Sarah Kane was not closeted; she lived her life as an ‘out’ lesbian. But, similarly to Hansberry though in a very different way, she wrote plays dealing with themes that many audiences are uncomfortable being confronted by. Much of her work, including the plays Blasted, Phaedra’s Love (a take on a classical text that dispenses with the tradition of violence taking place offstage) and Cleansed, features intense depictions of trauma and suffering. The mainstream press branded her work, particularly Blasted, ‘filth’ and she received scathing reviews from critics, many of whom came to later renege on their harsh judgement and recognise the power and artistry of her work. There is a brutal bleakness to much of Kane’s work but there is also catharsis, bravery, and human survival. She had originally wanted to be a poet but found poetry an inadequate medium for the conveyance of her thoughts and feelings. She described theatre as having no memory, making it ‘the most existential of the arts. No doubt that is why I keep coming back in the hope that someone in a dark room somewhere will show me an image that burns itself into my mind.’
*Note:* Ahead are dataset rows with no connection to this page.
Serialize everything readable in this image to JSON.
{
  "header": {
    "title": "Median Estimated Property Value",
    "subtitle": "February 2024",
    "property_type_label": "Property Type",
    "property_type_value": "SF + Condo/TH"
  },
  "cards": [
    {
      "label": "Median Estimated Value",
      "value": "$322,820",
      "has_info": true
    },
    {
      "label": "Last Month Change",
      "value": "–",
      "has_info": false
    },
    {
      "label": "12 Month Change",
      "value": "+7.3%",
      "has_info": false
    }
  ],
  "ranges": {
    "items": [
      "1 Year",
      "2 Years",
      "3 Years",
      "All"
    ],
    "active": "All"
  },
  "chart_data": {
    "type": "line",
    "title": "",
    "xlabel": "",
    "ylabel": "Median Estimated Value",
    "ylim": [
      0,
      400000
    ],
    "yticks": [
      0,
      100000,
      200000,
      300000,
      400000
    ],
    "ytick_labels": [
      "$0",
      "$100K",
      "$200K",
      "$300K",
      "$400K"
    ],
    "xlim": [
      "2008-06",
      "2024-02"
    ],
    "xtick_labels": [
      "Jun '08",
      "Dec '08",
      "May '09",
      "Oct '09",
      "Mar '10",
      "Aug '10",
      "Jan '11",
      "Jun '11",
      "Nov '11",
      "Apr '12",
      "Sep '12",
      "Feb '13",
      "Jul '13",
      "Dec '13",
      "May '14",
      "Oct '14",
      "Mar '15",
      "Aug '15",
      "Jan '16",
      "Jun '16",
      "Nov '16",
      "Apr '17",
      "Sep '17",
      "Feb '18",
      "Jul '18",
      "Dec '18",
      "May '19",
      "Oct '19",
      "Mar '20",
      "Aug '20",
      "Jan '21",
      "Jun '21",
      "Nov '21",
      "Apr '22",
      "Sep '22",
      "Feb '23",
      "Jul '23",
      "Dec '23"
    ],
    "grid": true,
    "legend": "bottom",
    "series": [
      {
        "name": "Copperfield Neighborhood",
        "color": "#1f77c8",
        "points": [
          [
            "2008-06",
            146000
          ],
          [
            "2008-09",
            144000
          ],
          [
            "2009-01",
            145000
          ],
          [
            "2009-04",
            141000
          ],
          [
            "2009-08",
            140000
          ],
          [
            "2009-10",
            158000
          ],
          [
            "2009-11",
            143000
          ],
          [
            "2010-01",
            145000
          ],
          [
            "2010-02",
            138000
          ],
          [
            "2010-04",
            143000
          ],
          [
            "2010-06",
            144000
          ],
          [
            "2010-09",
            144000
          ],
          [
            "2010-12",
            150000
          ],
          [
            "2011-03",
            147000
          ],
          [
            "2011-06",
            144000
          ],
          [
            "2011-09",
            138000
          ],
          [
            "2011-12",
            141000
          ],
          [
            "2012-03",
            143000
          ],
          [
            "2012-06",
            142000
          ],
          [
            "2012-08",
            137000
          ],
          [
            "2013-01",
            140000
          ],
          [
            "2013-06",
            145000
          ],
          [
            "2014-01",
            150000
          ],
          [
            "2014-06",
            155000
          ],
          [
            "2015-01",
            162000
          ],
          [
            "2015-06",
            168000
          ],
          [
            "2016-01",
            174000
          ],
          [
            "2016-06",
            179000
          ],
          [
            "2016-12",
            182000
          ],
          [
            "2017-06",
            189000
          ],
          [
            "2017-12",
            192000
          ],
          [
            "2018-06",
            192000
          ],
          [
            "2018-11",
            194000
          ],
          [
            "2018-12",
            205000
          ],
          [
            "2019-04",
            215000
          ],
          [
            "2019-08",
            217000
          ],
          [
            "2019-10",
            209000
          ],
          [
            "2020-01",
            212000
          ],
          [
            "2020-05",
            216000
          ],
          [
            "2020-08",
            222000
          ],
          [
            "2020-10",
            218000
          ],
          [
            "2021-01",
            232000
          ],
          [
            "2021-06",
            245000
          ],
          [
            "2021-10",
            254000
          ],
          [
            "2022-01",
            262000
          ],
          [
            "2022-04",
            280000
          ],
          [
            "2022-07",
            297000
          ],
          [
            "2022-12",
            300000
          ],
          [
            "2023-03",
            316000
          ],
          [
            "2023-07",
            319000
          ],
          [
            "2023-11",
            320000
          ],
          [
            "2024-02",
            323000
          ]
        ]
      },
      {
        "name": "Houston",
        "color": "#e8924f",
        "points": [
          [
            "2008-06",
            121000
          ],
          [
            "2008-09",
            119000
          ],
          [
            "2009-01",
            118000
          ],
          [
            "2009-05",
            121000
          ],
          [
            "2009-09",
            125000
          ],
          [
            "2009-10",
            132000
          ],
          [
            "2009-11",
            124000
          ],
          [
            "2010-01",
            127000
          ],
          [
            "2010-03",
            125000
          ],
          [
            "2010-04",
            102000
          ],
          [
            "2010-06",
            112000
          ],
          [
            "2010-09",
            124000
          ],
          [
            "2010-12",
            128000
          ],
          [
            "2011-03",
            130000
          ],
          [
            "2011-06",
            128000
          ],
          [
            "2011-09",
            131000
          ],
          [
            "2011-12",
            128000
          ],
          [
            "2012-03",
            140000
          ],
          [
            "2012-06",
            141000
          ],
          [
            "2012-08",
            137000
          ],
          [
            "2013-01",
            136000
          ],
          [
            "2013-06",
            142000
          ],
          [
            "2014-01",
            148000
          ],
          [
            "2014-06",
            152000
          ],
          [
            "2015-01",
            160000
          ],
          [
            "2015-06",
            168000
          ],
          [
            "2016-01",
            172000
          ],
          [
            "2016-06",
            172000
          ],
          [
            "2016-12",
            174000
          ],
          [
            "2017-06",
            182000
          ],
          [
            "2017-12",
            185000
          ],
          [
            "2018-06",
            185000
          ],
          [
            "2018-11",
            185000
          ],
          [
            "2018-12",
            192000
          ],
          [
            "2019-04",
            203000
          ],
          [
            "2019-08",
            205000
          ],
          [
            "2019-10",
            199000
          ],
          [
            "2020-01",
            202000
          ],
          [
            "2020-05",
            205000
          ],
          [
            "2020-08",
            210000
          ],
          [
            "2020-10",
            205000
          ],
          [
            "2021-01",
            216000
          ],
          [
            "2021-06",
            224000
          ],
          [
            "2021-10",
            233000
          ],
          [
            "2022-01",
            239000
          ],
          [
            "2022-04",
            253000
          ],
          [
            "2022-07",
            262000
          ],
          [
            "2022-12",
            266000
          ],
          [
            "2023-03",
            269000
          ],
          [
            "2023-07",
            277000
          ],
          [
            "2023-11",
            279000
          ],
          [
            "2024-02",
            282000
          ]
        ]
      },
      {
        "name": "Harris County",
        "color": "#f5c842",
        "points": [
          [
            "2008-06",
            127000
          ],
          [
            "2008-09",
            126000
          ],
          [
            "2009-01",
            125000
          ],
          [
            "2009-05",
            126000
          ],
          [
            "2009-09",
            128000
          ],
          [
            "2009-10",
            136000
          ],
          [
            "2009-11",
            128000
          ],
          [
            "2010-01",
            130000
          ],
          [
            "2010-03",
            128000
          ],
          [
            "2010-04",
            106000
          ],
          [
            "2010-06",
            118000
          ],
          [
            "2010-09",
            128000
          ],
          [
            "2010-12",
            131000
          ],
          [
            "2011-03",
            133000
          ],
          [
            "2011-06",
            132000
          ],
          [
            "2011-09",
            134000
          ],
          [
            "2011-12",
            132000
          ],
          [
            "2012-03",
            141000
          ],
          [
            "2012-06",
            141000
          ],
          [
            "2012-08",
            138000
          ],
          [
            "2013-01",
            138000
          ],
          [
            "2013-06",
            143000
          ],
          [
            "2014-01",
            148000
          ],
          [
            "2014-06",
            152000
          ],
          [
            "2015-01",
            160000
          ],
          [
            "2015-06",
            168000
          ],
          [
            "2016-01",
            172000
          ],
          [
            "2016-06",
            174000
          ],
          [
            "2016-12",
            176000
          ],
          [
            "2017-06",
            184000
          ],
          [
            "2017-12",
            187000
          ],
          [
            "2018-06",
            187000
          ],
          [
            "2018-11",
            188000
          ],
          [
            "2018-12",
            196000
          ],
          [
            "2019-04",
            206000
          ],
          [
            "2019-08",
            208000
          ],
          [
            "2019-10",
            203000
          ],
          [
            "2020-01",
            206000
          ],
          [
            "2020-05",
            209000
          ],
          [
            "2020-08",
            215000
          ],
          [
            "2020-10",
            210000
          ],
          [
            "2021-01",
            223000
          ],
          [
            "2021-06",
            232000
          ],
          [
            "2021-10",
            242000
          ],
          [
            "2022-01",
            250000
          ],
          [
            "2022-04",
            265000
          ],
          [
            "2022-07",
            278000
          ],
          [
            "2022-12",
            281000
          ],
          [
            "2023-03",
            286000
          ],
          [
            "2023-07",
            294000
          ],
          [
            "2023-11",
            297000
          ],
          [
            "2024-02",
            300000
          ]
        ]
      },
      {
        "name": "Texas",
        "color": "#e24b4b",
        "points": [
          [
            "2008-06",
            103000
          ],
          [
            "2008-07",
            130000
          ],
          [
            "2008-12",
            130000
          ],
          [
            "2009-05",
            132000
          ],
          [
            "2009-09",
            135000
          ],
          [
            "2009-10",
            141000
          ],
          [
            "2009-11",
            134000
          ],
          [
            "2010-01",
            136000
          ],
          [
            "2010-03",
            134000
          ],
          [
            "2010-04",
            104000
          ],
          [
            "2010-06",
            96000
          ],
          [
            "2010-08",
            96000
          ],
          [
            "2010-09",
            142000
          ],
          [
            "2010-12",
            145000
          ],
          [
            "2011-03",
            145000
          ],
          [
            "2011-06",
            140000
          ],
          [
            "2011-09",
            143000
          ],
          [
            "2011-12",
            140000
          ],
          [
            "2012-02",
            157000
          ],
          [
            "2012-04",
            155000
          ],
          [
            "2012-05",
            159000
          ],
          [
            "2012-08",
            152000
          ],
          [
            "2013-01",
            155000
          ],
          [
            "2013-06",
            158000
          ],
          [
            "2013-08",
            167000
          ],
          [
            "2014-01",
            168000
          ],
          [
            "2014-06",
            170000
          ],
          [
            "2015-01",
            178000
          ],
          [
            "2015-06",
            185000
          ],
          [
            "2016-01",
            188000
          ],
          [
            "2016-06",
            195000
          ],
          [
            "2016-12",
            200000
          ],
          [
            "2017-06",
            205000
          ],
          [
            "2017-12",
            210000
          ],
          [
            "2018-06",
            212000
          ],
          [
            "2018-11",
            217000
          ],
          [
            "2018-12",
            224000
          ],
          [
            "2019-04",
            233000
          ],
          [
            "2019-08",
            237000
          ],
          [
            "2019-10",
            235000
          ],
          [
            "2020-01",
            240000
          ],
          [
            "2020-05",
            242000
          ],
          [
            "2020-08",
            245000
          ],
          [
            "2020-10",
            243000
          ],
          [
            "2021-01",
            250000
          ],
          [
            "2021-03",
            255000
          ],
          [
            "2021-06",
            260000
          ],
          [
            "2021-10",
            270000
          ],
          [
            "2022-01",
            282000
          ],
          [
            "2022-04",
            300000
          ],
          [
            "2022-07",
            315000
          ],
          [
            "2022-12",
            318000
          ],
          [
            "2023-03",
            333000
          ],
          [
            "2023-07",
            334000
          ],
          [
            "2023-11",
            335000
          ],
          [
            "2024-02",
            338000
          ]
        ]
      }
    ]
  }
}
Kane’s last play, 4.48 Psychosis deals with mental health and in particular the severe clinical depression Kane experienced. The title refers to the time at which Kane, in her unwell state, would often wake. Though she had completed the play, Kane never saw it performed as she took her own life in 1999. Considered by some critics to essentially be a suicide note, 4.48 Psychosis was staged for the first time at the Royal Court Theatre the following year. The play does away with most theatrical conventions; there is little in the way of plot, setting or stage directions, and nothing to indicate the number of characters and which dialogue is spoken by whom. It is an authentic vision exploring love, mortality, and depression in a uniquely insightful way, in a world where mental illness is so often sentimentalised or sensationalised. While of course Kane did kill herself and the play deals with suicidal ideation and torment, it is more than a sign off. If you would like to read her plays, the library holds copies of Kane’s complete plays, and also the following book, which explores her work’s bold subject matter and stylistic choices:
There are also, as with Hansberry, a large number of journal articles which critically analyse Kane’s plays and their themes and influence.
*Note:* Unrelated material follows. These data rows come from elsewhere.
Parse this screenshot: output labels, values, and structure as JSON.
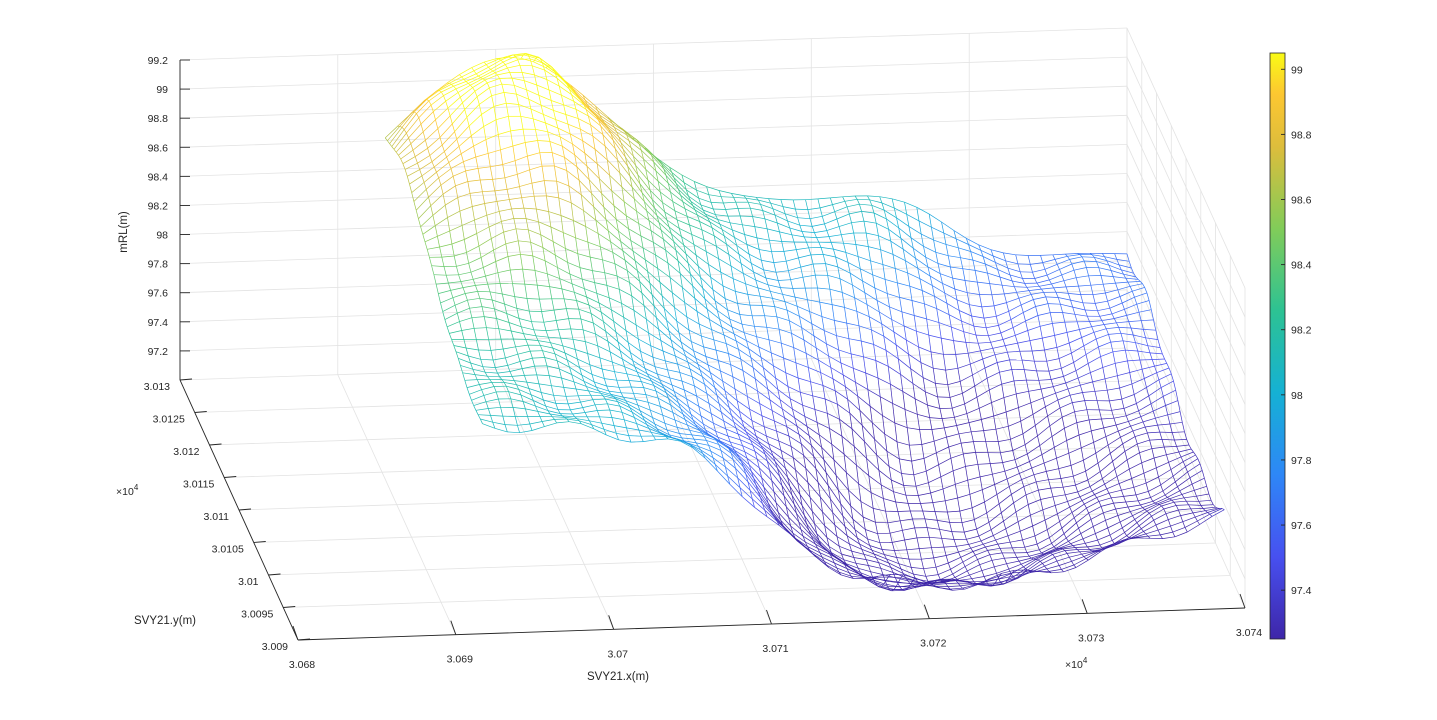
{
  "chart_data": {
    "type": "surface",
    "style": "mesh",
    "colormap": "parula",
    "xlabel": "SVY21.x(m)",
    "ylabel": "SVY21.y(m)",
    "zlabel": "mRL(m)",
    "xlim": [
      30680,
      30740
    ],
    "ylim": [
      30090,
      30130
    ],
    "zlim": [
      97.0,
      99.2
    ],
    "clim": [
      97.25,
      99.05
    ],
    "grid": true,
    "colorbar": "right",
    "x_ticks": [
      "3.068",
      "3.069",
      "3.07",
      "3.071",
      "3.072",
      "3.073",
      "3.074"
    ],
    "x_exponent": "×10",
    "x_exponent_power": "4",
    "y_ticks": [
      "3.009",
      "3.0095",
      "3.01",
      "3.0105",
      "3.011",
      "3.0115",
      "3.012",
      "3.0125",
      "3.013"
    ],
    "y_exponent": "×10",
    "y_exponent_power": "4",
    "z_ticks": [
      "97.2",
      "97.4",
      "97.6",
      "97.8",
      "98",
      "98.2",
      "98.4",
      "98.6",
      "98.8",
      "99",
      "99.2"
    ],
    "colorbar_ticks": [
      "97.4",
      "97.6",
      "97.8",
      "98",
      "98.2",
      "98.4",
      "98.6",
      "98.8",
      "99"
    ],
    "surface": {
      "x_range": [
        30693,
        30740
      ],
      "y_range": [
        30097,
        30130
      ],
      "features": [
        {
          "kind": "high-ridge",
          "x": 30700.8,
          "y": 30126.5,
          "z": 99.0
        },
        {
          "kind": "plateau",
          "x": 30697,
          "y": 30115,
          "z": 98.1
        },
        {
          "kind": "low-basin",
          "x": 30724,
          "y": 30104,
          "z": 97.25
        },
        {
          "kind": "low-basin",
          "x": 30717,
          "y": 30112,
          "z": 97.5
        },
        {
          "kind": "bank",
          "x": 30736,
          "y": 30125,
          "z": 98.1
        }
      ]
    }
  }
}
“The only thing that’s permanent is destruction. We’re all going to disappear trying to leave a mark more permanent than myself.”
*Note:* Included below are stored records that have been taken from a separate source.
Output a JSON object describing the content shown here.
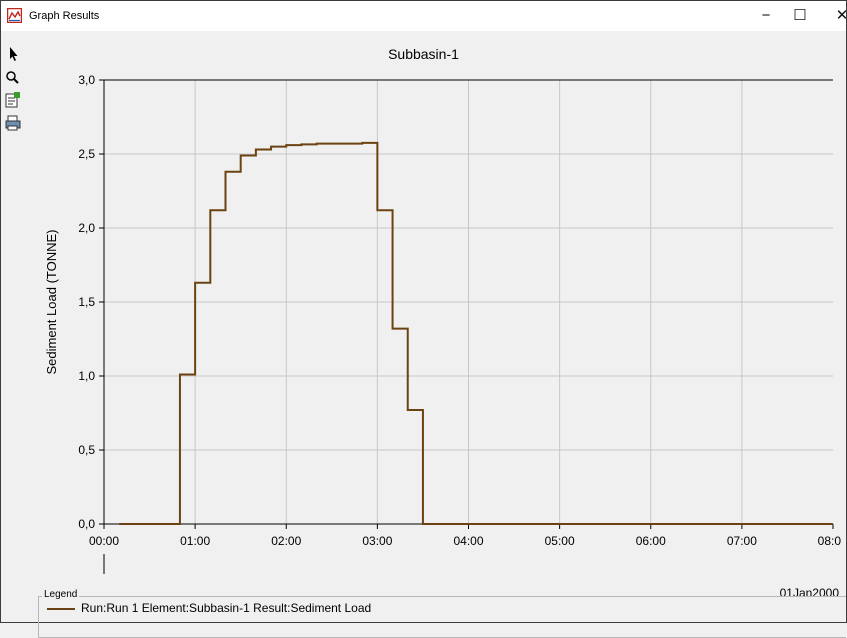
{
  "window": {
    "title": "Graph Results",
    "minimize_glyph": "−",
    "maximize_glyph": "☐",
    "close_glyph": "✕"
  },
  "toolbar": {
    "items": [
      {
        "icon": "pointer-arrow-icon"
      },
      {
        "icon": "zoom-icon"
      },
      {
        "icon": "properties-icon"
      },
      {
        "icon": "print-icon"
      }
    ]
  },
  "colors": {
    "series": "#6b4211",
    "grid": "#c8c8c8",
    "background": "#f0f0f0"
  },
  "chart_data": {
    "type": "line",
    "title": "Subbasin-1",
    "xlabel": "",
    "ylabel": "Sediment Load (TONNE)",
    "date_label": "01Jan2000",
    "xlim": [
      "00:00",
      "08:00"
    ],
    "ylim": [
      0,
      3.0
    ],
    "grid": true,
    "legend_position": "bottom",
    "legend_title": "Legend",
    "x_ticks": [
      "00:00",
      "01:00",
      "02:00",
      "03:00",
      "04:00",
      "05:00",
      "06:00",
      "07:00",
      "08:0"
    ],
    "y_ticks": [
      "0,0",
      "0,5",
      "1,0",
      "1,5",
      "2,0",
      "2,5",
      "3,0"
    ],
    "step": "post",
    "series": [
      {
        "name": "Run:Run 1 Element:Subbasin-1 Result:Sediment Load",
        "x": [
          "00:10",
          "00:50",
          "01:00",
          "01:10",
          "01:20",
          "01:30",
          "01:40",
          "01:50",
          "02:00",
          "02:10",
          "02:20",
          "02:30",
          "02:40",
          "02:50",
          "03:00",
          "03:10",
          "03:20",
          "03:30",
          "08:00"
        ],
        "y": [
          0,
          1.01,
          1.63,
          2.12,
          2.38,
          2.49,
          2.53,
          2.55,
          2.56,
          2.565,
          2.57,
          2.57,
          2.57,
          2.575,
          2.12,
          1.32,
          0.77,
          0,
          0
        ]
      }
    ]
  }
}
Hansberry and Kane’s approaches to playwrighting could probably not have been much more different but their voices have both carried far and wide. Kane’s plays, appreciated far more now than they were at the time of writing, have not been performed to large audiences in the UK but on the international circuit they have been widely produced in Europe, Australia and South America. Though Hansberry wrote a number of plays in addition to A Raisin in the Sun, only one other was given a contemporary production, The Sign in Sidney Brustein’s Window. It closed the night she died. However, following her death Robert Nemiroff completed her play Les Blancs, considered by some her best work, and he adapted many of her writings into the play To Be Young, Gifted and Black, also the title of a song by Nina Simone about Hansberry. Both women were lost too soon but in their short lives they achieved so much and left a legacy that will last for many years to come. In 2016 the National Theatre put on productions of both Sarah Kane’s Cleansed and Lorraine Hansberry’s Les Blancs. Two wildly different plays written by incredibly different women but both absolutely extraordinary. I am sad that neither of them got the chance to live a long and happy life free from the restraints of what pained them but I am grateful for their gifts to the world and for the chance to celebrate them this LGBT+ History Month.